Inmaculada Ramos lleva siete años como jueza de paz de Manilva. Vive enfrente del edificio de Ayuntamiento, donde se encuentra su juzgado, pero trabaja en una residencia de ancianos. Intenta compaginar estas dos funciones.

A Ramos le suelen llegar impagos de obras, vecinos que por sus circunstancias no pueden hacer frente a las facturas por trabajos de construcción. «Pero como nos conocemos todos en el pueblo, yo trato de mediar para que si esa persona está en el paro, pues que pague una cantidad mínima hasta saldar su deuda», explica.

Manilva ha registrado este año algunos casos de delincuencia organizada y algunos asesinatos.
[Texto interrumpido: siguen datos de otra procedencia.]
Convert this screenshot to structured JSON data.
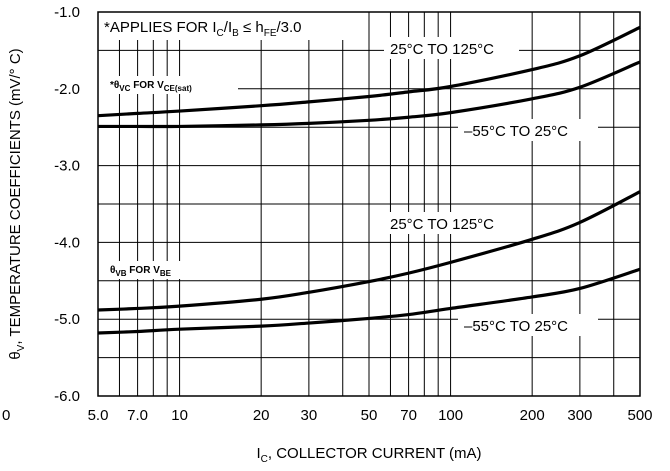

Ramos se queja de la escasa seguridad en el municipio. «Esto es el pueblo sin ley. Aquí no se ve un municipal andando por el pueblo; estamos dejados de la mano de Dios porque es un municipio muy extenso y los coches están por Sabinillas», se queja.

Sin cotizar

Las juezas de paz cobran muy poco, dependiendo del número de habitantes. Primitiva cobra 115 euros al mes e Inmaculada 285 euros y no cotizan a la Seguridad Social aunque dependen del Ministerio de Justicia. Su labor no queda reflejada ni en su vida laboral, es una vocación, un servicio al pueblo poco recompensado.

Estas mujeres no tienen un horario fijo pero deben estar disponibles las 24 horas del día. «Yo no me puedo ir un fin de semana de descanso a otra provincia porque pueden llamarme a cualquier hora», señala Inmaculada. Pese a que deben mediar entre vecinos a los que ven todos los días, presumen de que no han tenido problemas con ninguno de ellos. Son mujeres respetadas, imponen la ley, tratan de ser justas y lo hacen por amor a sus pueblos.